Kleines Rechenbeispiel: 72 Menschen in Autos belegen bei 60 genutzte Fahrzeugen (häufig sitzt nur eine Person im Wagen) 1.000qm, bei 72 Fahrrädern 90 qm, 1 Bus 30 qm. Dies gilt es zu bedenken. Ein möglichst lärmarmer und abgasfreier Verkehr erhöht die Lebensqualität einer Stadt.
Bei der vieldiskutierten Gesamtentwicklung der Innenstadt, bei einer Umgestaltung der Indestrasse und des Rathausquartiers wundere ich mich, warum man sich immer wieder nur "seine madige Rosine" heraus pickt und damit hausieren geht.
Doch diese mutlose Politik bedeutet Stillstand und Stillstand heißt Rückschritt.

Komme ich nun zum Rathausquartier: Als ich vorschlug, das Hertiegebäude unter Zwangsverwaltung zu stellen, wurde dies als unmöglich abgetan, genauso die Bemühungen der Stadt durch Zwangsversteigerungen.
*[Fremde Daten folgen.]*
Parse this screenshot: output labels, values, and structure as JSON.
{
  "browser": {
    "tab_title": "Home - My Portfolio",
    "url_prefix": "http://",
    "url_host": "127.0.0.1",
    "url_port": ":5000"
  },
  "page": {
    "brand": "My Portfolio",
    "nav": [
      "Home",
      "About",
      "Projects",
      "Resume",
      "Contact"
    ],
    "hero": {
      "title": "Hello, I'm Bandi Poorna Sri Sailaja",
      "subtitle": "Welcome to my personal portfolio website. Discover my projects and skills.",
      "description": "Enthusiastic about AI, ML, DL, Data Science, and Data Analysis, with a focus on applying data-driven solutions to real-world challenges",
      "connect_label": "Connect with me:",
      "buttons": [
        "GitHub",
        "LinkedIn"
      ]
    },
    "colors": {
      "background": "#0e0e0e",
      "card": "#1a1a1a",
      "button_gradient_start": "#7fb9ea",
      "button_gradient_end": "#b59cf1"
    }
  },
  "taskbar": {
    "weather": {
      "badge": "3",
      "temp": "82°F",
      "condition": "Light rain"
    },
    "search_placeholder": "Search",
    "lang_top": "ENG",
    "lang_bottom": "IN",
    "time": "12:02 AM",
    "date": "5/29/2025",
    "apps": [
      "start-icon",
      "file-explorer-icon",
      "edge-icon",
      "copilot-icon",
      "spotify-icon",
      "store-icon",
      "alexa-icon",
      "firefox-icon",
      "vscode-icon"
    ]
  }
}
Nun erleben wir die Aufführung "König Drosselbart". Jeder Vorschlag, insbesondere Änderungen nach Gesprächen mit Eigentümer und Investoren, wird nach kurzer Zeit wieder verworfen. Nein, „so gefällt es mir nicht“, ist zu hören. Es sind zuviele Einkaufsmöglichkeiten, zu wenig Wohnungen, keine Aufenthaltsqualität. Jetzt sind es zu wenige Geschäfte, zu viele Wohnungen, die Möglichkeiten der Aufenthaltsqualität wird bewußt verschwiegen, wenn Zeichnungen in die Öffentlichkeit lanciert werden.
Eine Markthalle soll her, am besten gleich noch mit oder als Veranstaltungsraum zu nutzen. Alles schöne Wünsche, auch nachvollziehbar, jedoch hier stellt sich die Frage, Inwieweit wurde nun die vielbesprochene Gesamtentwicklung der Innenstadt berücksichtigt? Die Diskussion über die Zukunft des Rathausquartiers muss immer auch die Zukunft der gesamten Innenstadt einschließen. Eine Anbindung an die Uferstraße und Fußgängerzone gehört dazu, ebenso die Steigerung der Einkaufsqualität. Das Citymanagement hat hier wertvolle Konzepte „in der Schublade“. Dessen Unterstützung im Haushalt begrüßen wir sehr.
In der Fußgängerzone gibt es Leerstand, der Markt entwickelt sich mit seinen Gaststätten positiv und ganz langsam wird auch die Schnellengasse mitgezogen, etliche Veranstaltungsräumlichkeiten in unterschiedlicher Größe sind vorhanden. Wir tagen im Moment in der Festhalle in Weisweiler, zwei weitere, kleinere sind vorhanden sowie weitere Veranstaltungsräumlichkeiten.
Die Frage ist: Inwieweit würde ein Ausbau in Richtung Markthalle etc. die vorhandene Infrastruktur gefährden?
Faktor X sollte selbstverständlich sein. Wir haben Anregungen gegeben in Richtung „Urban Farming“ und entsprechende Gespräche geführt, wie so etwas aussehen könnte. Am Mittwoch, 2. Juni, konnte man in der Aachener Lokalausgabe lesen „Der erste senkrechte Acker läuft schon. Smarte Erfindung: Beim „Vertikal Farming“ sprießen Kräuter und Salate am Fließband. Alles dreht sich im „OrbiLoop … Eine „patentierte Revolution“ nennen das die Erfinder des Prototyps vom Fraunhofer IME auf dem RWTH Campus.“ Hier böte sich eine Möglichkeit beim Strukturwandel, aber auch dem Klimawandel. Das Rathausquartier soll zukunftsfähig entwicklet und gebaut werden. Leider muss ich feststellen, das bei keinem von Ihnen dies wirklich im Vordergrund steht.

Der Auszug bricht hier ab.